Avec Sigma Octantis, la donne est subtilement différente. Déjà,
un groupe, français de surcroit, qui tire son nom d'une étoile,
faut s'attendre à de l'ésotérisme dans les grandes
profondeurs, celles inaccessibles pour les non-initiés. Et il
est juste de dire que je ne comprends pas grand-chose à Disséminations,
troisième message d'une carrière obscure commencer par
Invocations (2007) et Dislocations en 2009. Sigma Octantis,
c'est le domaine du dark ambient, du new-age nappé de flatulences
sonores, de l'electro tellement minimale qu'on attend désespérément
que quelquechose se passe, d'un post-rock implosé de l'intérieur.
Pour un bâillement tout aussi intense.
Mais
alors, que dire de Robert
Lepenik et son album Postepeno (God
records 2012) ??!! Version snob, on dira que l'Autrichien Robert Lepenik,
ex-guitariste de Fetish 69, groupe metal-hardcore-industriel à
la fin des années 80, est enfin devenu un artiste au sens noble
du terme. Inspiré par les collages d'un malade schizophrène
aux alentours de 1890 et dont les travaux agrémentent la pochette,
Lepenik en a tiré une uvre bouleversante. Six compositions,
une heure de plongée vertigineuse dans un cerveau torturé
avec pour seuls ornements, des notes de pianos tombant au hasard comme
la maladie sur nos
pauvres âmes défaites et des tonalités utilisant
une seule même fréquence avec des modulations hyper minimales
pour compatir avec tous ceux qui souffrent dans leur chair. Version
moules de Bouchot, on dira qu'Arvo Pärt, à coté,
c'est Napalm Death. Ces putains de sifflements niquent les tympans,
tous les chiens du quartier ont cessé d'aboyer, un manchot en
ferait autant au piano et l'Autriche n'a que ce qu'elle mérite.

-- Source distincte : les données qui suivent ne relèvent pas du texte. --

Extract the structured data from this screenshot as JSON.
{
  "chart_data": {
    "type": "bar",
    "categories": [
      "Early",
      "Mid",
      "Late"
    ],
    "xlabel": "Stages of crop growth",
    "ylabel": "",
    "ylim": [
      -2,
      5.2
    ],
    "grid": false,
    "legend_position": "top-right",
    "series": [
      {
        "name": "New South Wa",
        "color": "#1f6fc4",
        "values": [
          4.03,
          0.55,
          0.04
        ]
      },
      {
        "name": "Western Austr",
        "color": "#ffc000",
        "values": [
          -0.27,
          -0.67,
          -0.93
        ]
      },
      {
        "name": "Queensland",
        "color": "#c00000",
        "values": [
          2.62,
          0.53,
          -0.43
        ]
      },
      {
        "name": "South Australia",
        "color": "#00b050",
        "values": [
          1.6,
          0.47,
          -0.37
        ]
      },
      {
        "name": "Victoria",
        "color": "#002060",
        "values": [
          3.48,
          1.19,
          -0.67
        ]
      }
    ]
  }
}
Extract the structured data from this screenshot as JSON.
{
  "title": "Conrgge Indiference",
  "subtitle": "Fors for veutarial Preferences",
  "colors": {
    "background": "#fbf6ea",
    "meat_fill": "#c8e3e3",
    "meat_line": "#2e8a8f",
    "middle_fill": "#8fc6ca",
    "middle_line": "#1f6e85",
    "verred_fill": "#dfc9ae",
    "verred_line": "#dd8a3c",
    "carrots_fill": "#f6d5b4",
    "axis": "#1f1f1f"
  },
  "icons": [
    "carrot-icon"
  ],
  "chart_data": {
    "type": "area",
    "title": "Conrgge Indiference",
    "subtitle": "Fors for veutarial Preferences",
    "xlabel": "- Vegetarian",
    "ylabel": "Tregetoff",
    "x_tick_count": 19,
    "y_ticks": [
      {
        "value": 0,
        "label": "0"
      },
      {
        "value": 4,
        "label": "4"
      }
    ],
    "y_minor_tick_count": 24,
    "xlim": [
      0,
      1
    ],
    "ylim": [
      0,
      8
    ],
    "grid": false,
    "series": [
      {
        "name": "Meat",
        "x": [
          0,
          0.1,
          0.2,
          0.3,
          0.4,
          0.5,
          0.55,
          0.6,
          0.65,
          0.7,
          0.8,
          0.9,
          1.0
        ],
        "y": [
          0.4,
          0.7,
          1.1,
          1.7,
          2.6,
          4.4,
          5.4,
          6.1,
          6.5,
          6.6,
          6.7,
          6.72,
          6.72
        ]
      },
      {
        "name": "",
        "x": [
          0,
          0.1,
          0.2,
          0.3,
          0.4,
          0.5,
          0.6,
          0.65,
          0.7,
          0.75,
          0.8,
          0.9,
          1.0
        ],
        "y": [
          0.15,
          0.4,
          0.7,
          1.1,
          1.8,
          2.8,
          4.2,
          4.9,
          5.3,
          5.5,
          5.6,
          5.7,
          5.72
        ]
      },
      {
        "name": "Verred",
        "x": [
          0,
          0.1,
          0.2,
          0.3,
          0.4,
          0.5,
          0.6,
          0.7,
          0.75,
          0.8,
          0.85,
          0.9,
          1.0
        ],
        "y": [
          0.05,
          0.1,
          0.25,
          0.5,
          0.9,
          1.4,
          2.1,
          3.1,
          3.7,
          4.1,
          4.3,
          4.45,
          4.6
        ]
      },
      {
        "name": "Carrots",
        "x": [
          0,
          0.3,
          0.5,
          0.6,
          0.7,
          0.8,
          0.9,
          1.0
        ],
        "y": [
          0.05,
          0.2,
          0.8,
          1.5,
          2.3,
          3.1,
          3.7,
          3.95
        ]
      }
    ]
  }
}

Un disque qui va être comme le suppositoire en restant dans les
annales.
Enfin,
je ne voudrais pas finir cette ode à l'inutile sans glisser un
mot sur l'extraordinaire bienveillance d'un groupe : Kinski
Elevator et son album They were [
] in love (Music
Unit 2011). Disque grand luxe avec pochette gatefold, vinyle trempé
dans 180 grammes d'une solidité rassurante et, compris dans le
lot, la même chose en version CD. Pas le vulgaire CDr jeté
en pâture mais le vrai digipack tout confort. Et tout ça,
ça un nom, c'est donné de la confiture aux cochons. Pas
que ce disque soit débectant, loin de là (quoique sur
quelques passages, je serre durement les fesses), mais leur mélange
de jazz, de prog-rock, de pop biscornue, de langages aventureux où
cohabitent Can, Zappa, Magma et autres dinosaures princiers de l'histoire
du rock dont je me contrefous, n'éveille en moi que très
peu d'émotions, pour rester poli, car j'ai de la déontologie,
moi Monsieur, je ne dis jamais de mal de généreux donateurs.